Two weeks of planning, one week of dry runs, three sleepless nights waiting for the right window. Eyrie’s shifts ran late—girls got off at two, cleaning crew at three, but the guards worked in pairs and cycled out every ninety. The only thing we had on them was the element of surprise, and the fact that the best shifter-ops team in the state had my back. And, well, Aspen’s cloaking. That was the real ace; if we could get to Harper and hit her with the smoke, the club’s cameras would see her vanish into thin air.

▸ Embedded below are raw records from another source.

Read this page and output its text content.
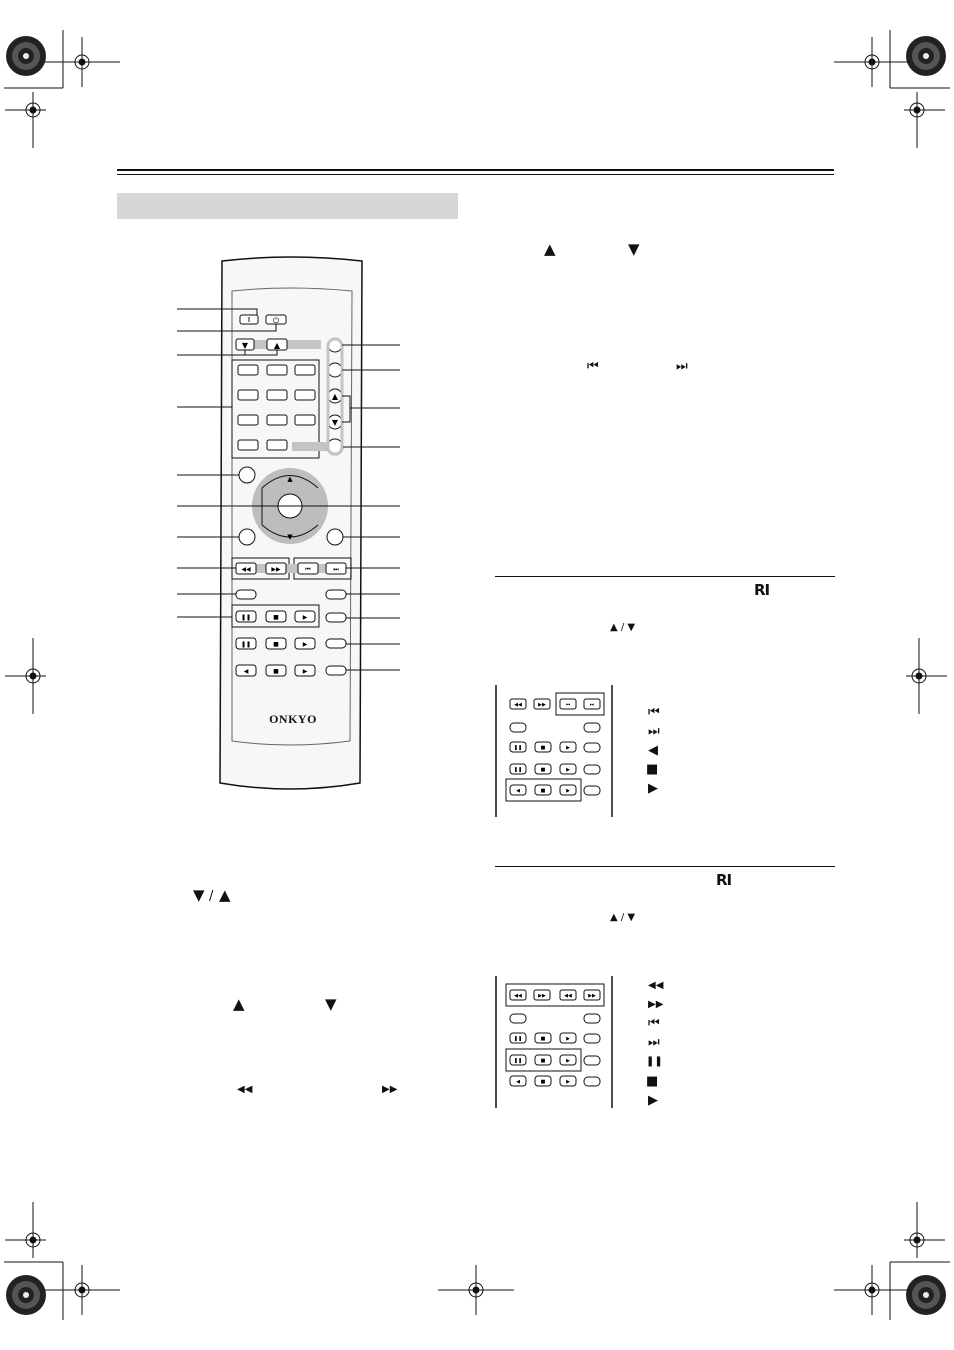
⏻
▼	▲
▲
▼
▲
▼
◀◀	▶▶	⏮	⏭
❚❚	■	▶
❚❚	■	▶
◀	■	▶
ONKYO
▲	▼
⏮	⏭
▼ / ▲
▲	▼
◀◀	▶▶
RI
▲ / ▼
◀◀	▶▶	⏮	⏭
❚❚	■	▶
❚❚	■	▶
◀	■	▶
⏮
⏭
◀
■
▶
RI
▲ / ▼
◀◀	▶▶	◀◀	▶▶
❚❚	■	▶
❚❚	■	▶
◀	■	▶
◀◀
▶▶
⏮
⏭
❚❚
■
▶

I unsnapped the safety on my SIG, felt the weight settle into my palm. I always carried with a round chambered, but I stillchecked, every time. Ritual, not paranoia. Wrecker favored a trench knife, brass-knuckled and bladed; he spun it in his palm, back and forth, never drawing attention. Big Papa didn’t carry at all, but if you ever saw him fight, you’d know he didn’t need to.
At 11:38, a van pulled up. The back door rattled open, and a bouncer stepped out, hauling a girl by her upper arm. She was slight, maybe one-twenty, with long black hair. She had on a pair of cut-off jeans and a tank top. I saw the cut on her lip. The bouncer was ex-military; you could see it in the way he moved, knees soft, scanning every window. He shoved the girl against the wall and waited.
A second later, a witch in a pencil skirt and heels stepped out, clipboard in hand then nodded to the door. The girl tried to resist, but the bouncer hauled her inside.
“Dammit,” Wrecker whispered. “She’s not a wolf. Likely someone they grabbed or took in exchange for a debt.”
I nodded. “Fuckers.”
Papa grunted, “That shit’s coming to an end as soon as possible.”
Midnight. What the fuck? A limo rolled up. Black-on-black, windows smoked, tires shining wet even though it hadn’t rained in a week. The engine didn’t idle; it just cut to silence. I felt the air pressure change, like the world sucked in its breath.
The door opened, and Maltraz stepped out. He didn’t bother with his human skin. He must be going straight to a room out of sight. You couldn’t miss this fucker. Almost seven feet tall, with skin the color of molten iron, eyes black as gun oil except for the red glow. He wore a suit that cost more than my first car, and his hair was braided back in a way that made you think of snakes. He walked slow, unhurried, and the bouncer at the door snapped to attention, then bowed.
My wolf surged, primal and ugly. Every muscle in my body tensed. I had to lock my knees to keep from lunging. Wrecker’shand shot out, clamped on my wrist. It didn’t hurt, but it was enough.
Big Papa leaned in, voice almost inaudible. “Hold, brother. Not yet.”
Maltraz took his time up the steps, pausing at the door. He turned, looked straight into the alley. I knew he couldn’t see us, not in the darkness and distance, but for a split second, I swore he was looking at me. He smiled, a slow, cruel thing, then went inside.
I let out a breath I’d been holding. Wrecker did the same. For a minute, nobody spoke. We just listened to the city, and our own heartbeats.
“Parker, sitrep,” I whispered into the comm.
Her voice came back, low but clear: “Van holding steady. Oscar’s on the roof. Cloak is at ninety-eight percent. Aspen’s prepping the charm.”